Yesterday was a momentous day for this country but unfortunately Muslims played little or no part in it, writes Roshan Muhammed Salih.

It was the first time since the 18th century that a British prime minister lost a parliamentary vote about taking the country to war. And in doing so David Cameron’s authority was hugely undermined and the British parliament went some way to redeeming itself as it finally represented public opinion on a foreign policy issue.

But I think it’s fair to say that Muslims didn’t play a significant role in undermining the case for war on Syria. Rather the MPs voted the way they did because they doubted the evidence that the Syrian government really was behind the chemical weapons attack on Ghouta; they doubted the legality of a strike on Syria without United Nations approval; and they doubted whether any military action would indeed safeguard lives.

But they came to those conclusions not because of any hard lobbying Muslims did to dissuade them from attacking a majority Muslim country, but because this is a war-weary nation which is suffering economic difficulties. Foreign war is just not popular these days, apart from with the military-industrial complex and the neo-cons surrounding David Cameron.

Muted reaction

To be honest, I found the Muslim community reaction to the prospect of Syria being attacked extremely frustrating, strange, muted and even suspicious.

Firstly, it was days before anyone truly revealed their hand. All the prominent Muslim organisations and personalities in this country were very slow off the mark. Some have still not uttered a word even though they are rarely short of an opinion.

This could have been due to incompetence but I think the more likely scenario is that they were deeply conflicted over the issue.

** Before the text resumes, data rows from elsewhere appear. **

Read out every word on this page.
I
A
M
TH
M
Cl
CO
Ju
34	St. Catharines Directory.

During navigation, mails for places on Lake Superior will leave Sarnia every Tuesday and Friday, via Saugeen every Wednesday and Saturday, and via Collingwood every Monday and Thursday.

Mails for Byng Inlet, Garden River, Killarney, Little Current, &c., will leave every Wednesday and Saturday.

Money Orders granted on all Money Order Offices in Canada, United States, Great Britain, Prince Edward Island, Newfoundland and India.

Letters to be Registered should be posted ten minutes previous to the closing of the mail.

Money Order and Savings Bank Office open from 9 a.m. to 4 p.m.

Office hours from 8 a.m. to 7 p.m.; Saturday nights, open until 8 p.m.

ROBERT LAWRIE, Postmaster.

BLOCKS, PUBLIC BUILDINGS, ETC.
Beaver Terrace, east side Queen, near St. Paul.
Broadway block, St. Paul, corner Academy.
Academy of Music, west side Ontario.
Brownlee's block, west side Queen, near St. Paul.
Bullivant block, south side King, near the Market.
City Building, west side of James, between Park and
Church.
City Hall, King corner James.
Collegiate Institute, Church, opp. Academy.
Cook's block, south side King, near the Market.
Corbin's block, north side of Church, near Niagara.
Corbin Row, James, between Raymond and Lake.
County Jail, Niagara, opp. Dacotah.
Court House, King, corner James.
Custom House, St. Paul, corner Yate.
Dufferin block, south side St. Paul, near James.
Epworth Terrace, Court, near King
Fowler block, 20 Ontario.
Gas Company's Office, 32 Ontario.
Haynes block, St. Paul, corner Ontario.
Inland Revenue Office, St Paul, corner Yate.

When some groups did eventually release statements – such as Hizb ut-Tahrir and the MCB – they were tardy and made no difference to the debate which took place in Westminster. And even those who explicitly opposed the action were hardly chaining themselves to the Ministry of Defence or even doing the media rounds to voice their outrage. Neither did they join the Stop the War demonstration outside Downing St on Wednesday.

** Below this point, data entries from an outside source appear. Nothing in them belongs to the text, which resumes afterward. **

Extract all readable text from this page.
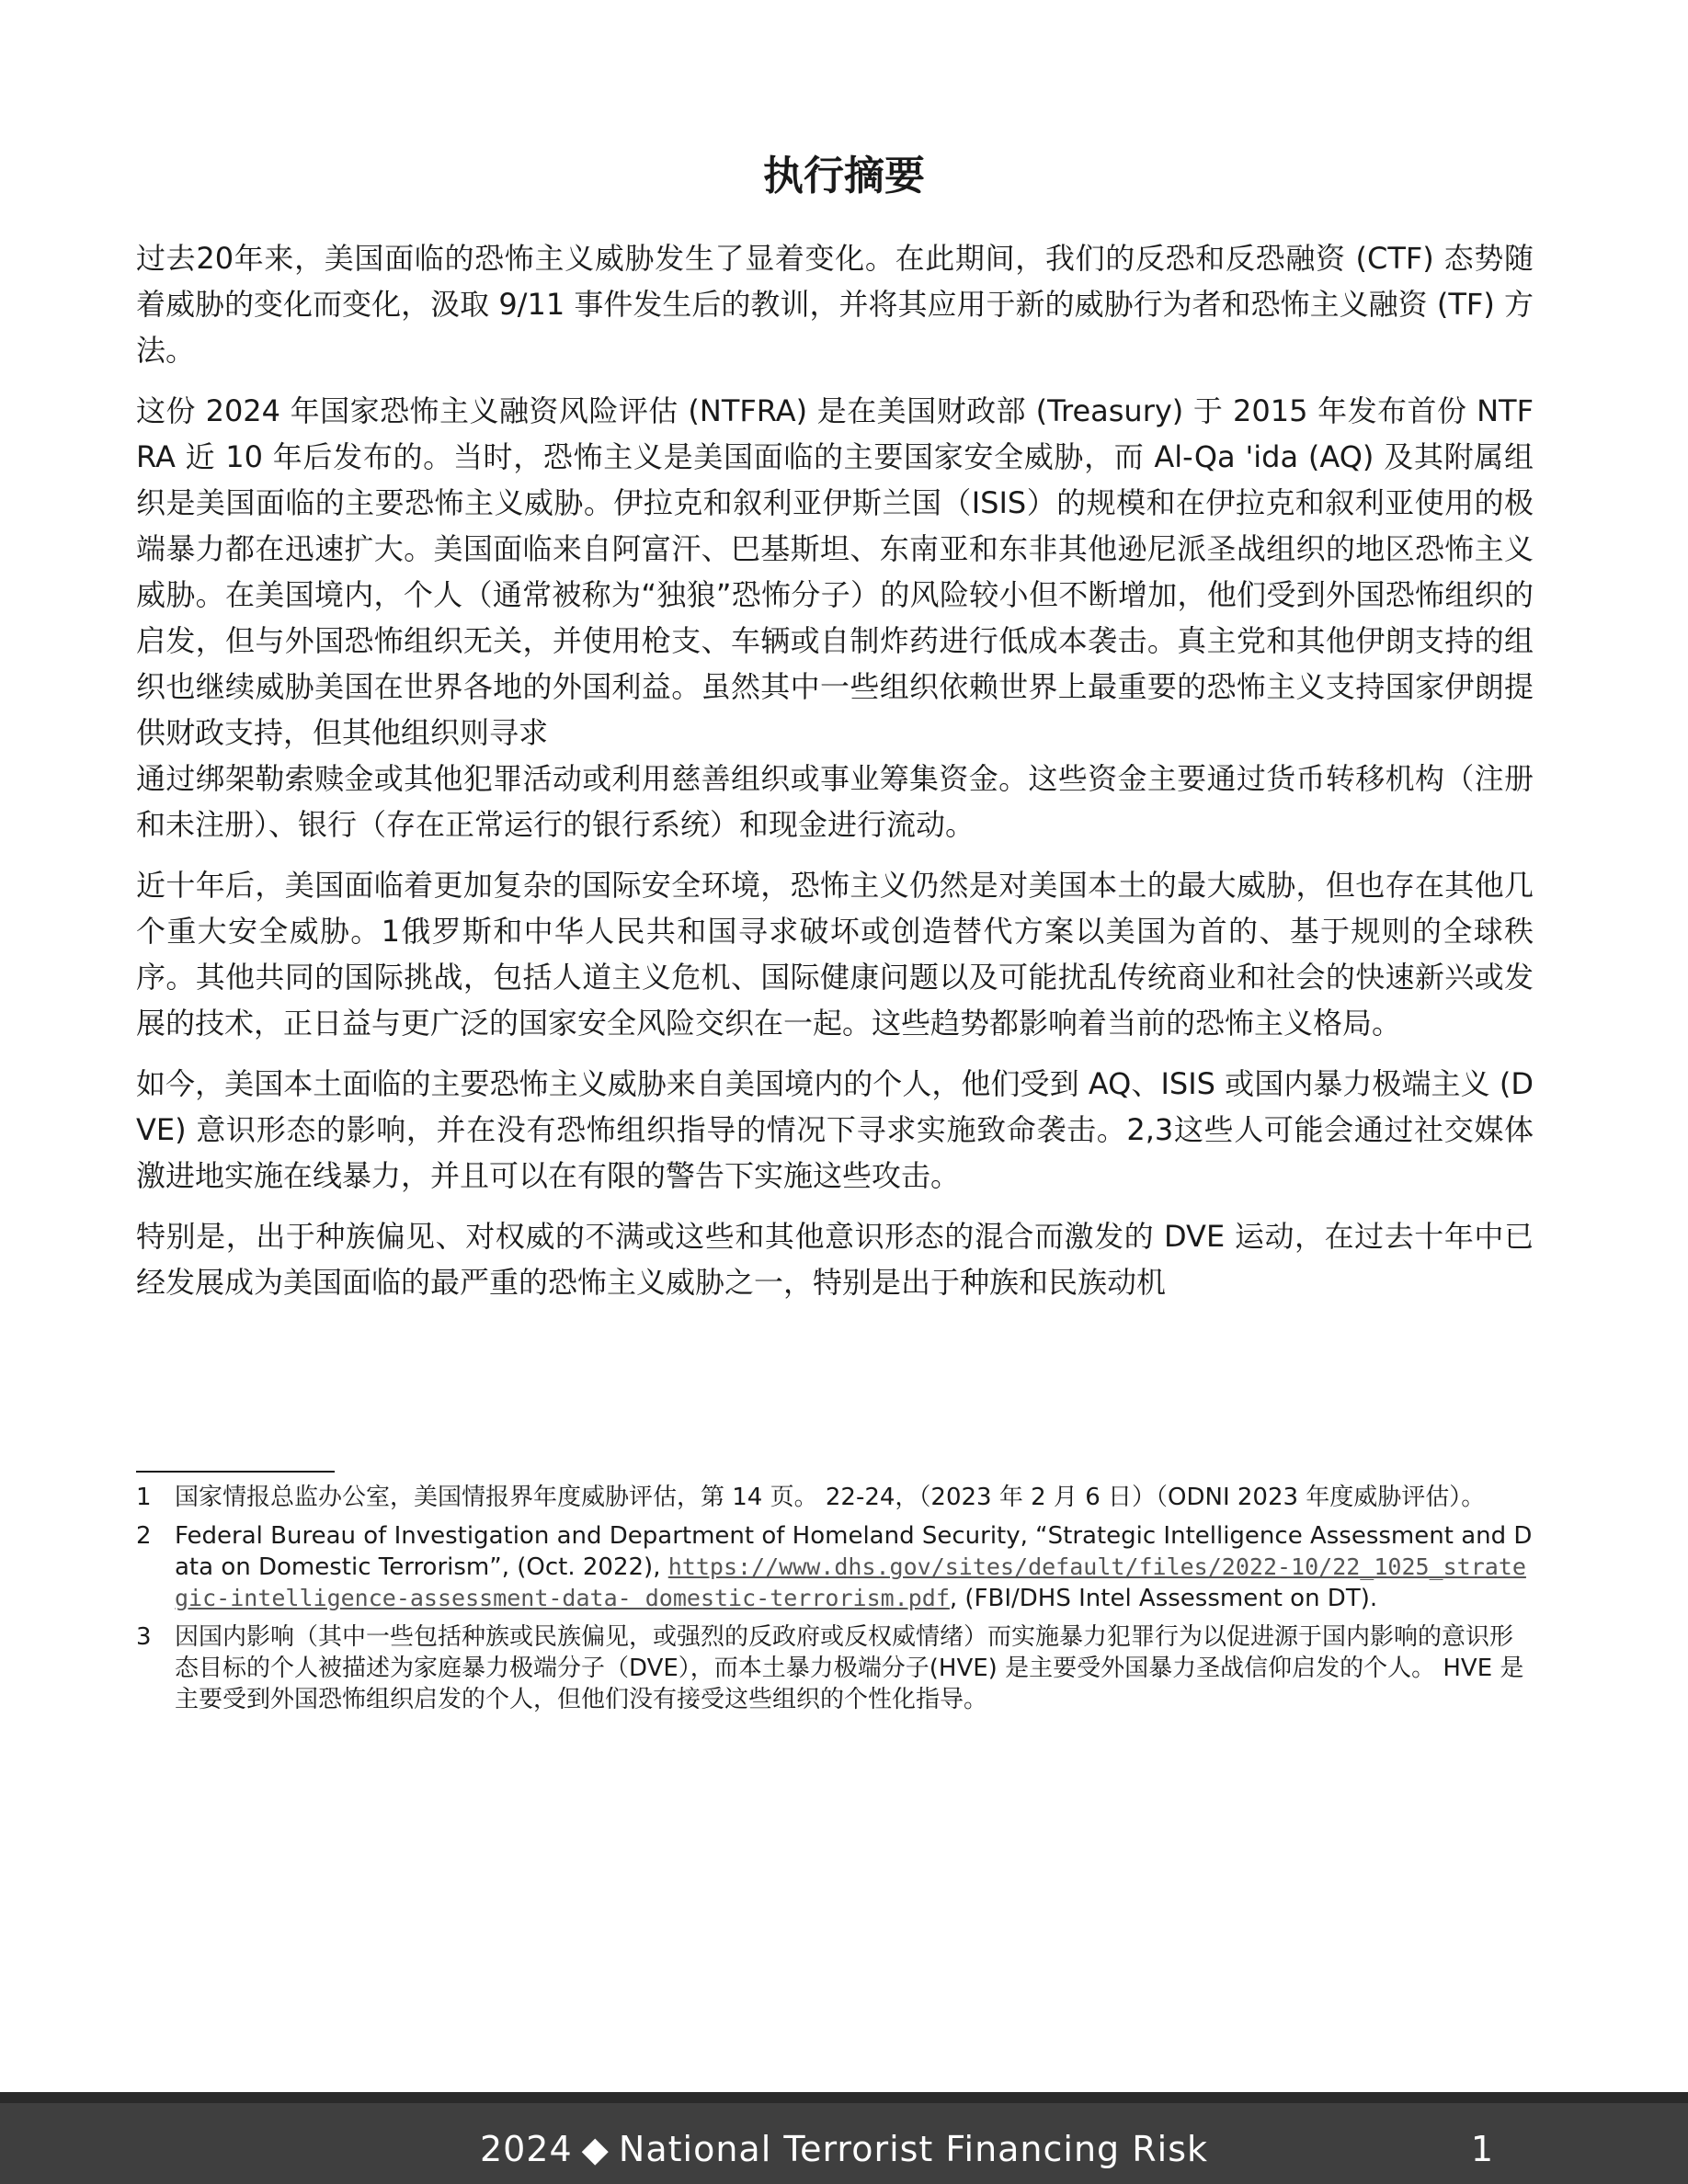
执行摘要

过去20年来，美国面临的恐怖主义威胁发生了显着变化。在此期间，我们的反恐和反恐融资 (CTF) 态势随着威胁的变化而变化，汲取 9/11 事件发生后的教训，并将其应用于新的威胁行为者和恐怖主义融资 (TF) 方法。

这份 2024 年国家恐怖主义融资风险评估 (NTFRA) 是在美国财政部 (Treasury) 于 2015 年发布首份 NTFRA 近 10 年后发布的。当时，恐怖主义是美国面临的主要国家安全威胁，而 Al-Qa 'ida (AQ) 及其附属组织是美国面临的主要恐怖主义威胁。伊拉克和叙利亚伊斯兰国（ISIS）的规模和在伊拉克和叙利亚使用的极端暴力都在迅速扩大。美国面临来自阿富汗、巴基斯坦、东南亚和东非其他逊尼派圣战组织的地区恐怖主义威胁。在美国境内，个人（通常被称为“独狼”恐怖分子）的风险较小但不断增加，他们受到外国恐怖组织的启发，但与外国恐怖组织无关，并使用枪支、车辆或自制炸药进行低成本袭击。真主党和其他伊朗支持的组织也继续威胁美国在世界各地的外国利益。虽然其中一些组织依赖世界上最重要的恐怖主义支持国家伊朗提供财政支持，但其他组织则寻求

通过绑架勒索赎金或其他犯罪活动或利用慈善组织或事业筹集资金。这些资金主要通过货币转移机构（注册和未注册）、银行（存在正常运行的银行系统）和现金进行流动。

近十年后，美国面临着更加复杂的国际安全环境，恐怖主义仍然是对美国本土的最大威胁，但也存在其他几个重大安全威胁。1俄罗斯和中华人民共和国寻求破坏或创造替代方案以美国为首的、基于规则的全球秩序。其他共同的国际挑战，包括人道主义危机、国际健康问题以及可能扰乱传统商业和社会的快速新兴或发展的技术，正日益与更广泛的国家安全风险交织在一起。这些趋势都影响着当前的恐怖主义格局。

如今，美国本土面临的主要恐怖主义威胁来自美国境内的个人，他们受到 AQ、ISIS 或国内暴力极端主义 (DVE) 意识形态的影响，并在没有恐怖组织指导的情况下寻求实施致命袭击。2,3这些人可能会通过社交媒体激进地实施在线暴力，并且可以在有限的警告下实施这些攻击。

特别是，出于种族偏见、对权威的不满或这些和其他意识形态的混合而激发的 DVE 运动，在过去十年中已经发展成为美国面临的最严重的恐怖主义威胁之一，特别是出于种族和民族动机

1 国家情报总监办公室，美国情报界年度威胁评估，第 14 页。 22-24，（2023 年 2 月 6 日）（ODNI 2023 年度威胁评估）。
2 Federal Bureau of Investigation and Department of Homeland Security, “Strategic Intelligence Assessment and Data on Domestic Terrorism”, (Oct. 2022), https://www.dhs.gov/sites/default/files/2022-10/22_1025_strategic-intelligence-assessment-data- domestic-terrorism.pdf, (FBI/DHS Intel Assessment on DT).
3 因国内影响（其中一些包括种族或民族偏见，或强烈的反政府或反权威情绪）而实施暴力犯罪行为以促进源于国内影响的意识形态目标的个人被描述为家庭暴力极端分子（DVE），而本土暴力极端分子(HVE) 是主要受外国暴力圣战信仰启发的个人。 HVE 是主要受到外国恐怖组织启发的个人，但他们没有接受这些组织的个性化指导。
2024 ◆ National Terrorist Financing Risk	1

Nevertheless, I would say that these groups probably represented the majority of Muslim opinion in this country. They were deeply suspicious of Western military intervention after the disasters of Iraq and Afghanistan (and to a lesser extent Libya), but were also so consumed with hatred for Bashar al Assad’s regime that they didn’t want to make a song and dance about it.

All I can say is that they may well be regretting their attitude if the British parliament hadn’t done everyone a favour by preventing military action.

Pro-war Muslims

Meanwhile, other groups and individuals may have unfortunately wanted to see Western military action in the hope that it would have decapitated the Assad regime or turned the tide against it.

I have written elsewhere why I think this is a naive and dangerous attitude so I won’t repeat my arguments here, but all I will say is that these people have failed to learn the lessons of history.

So what an irony! Muslims have spent a decade or more campaigning against Western military intervention in the Muslim world, often in alliance with non-Muslim leftists. And in doing so they have put the greater good of the nation in the West’s crosshairs before any negative feelings they may have had about the nature of the targeted regime. Yet all those efforts were largely failures in the sense that they did not stop military action.

But the one intervention that Muslims were largely silent about (Syria) was indeed stopped, with Muslims largely on the sidelines.

But it could have all been so different. Parliament could have authorised action, the British could have attacked and exacerbated an already brutal and complicated civil war. And Muslims would have been complicit by their silence and indifference.

I sincerely hope we won’t make the same mistake again.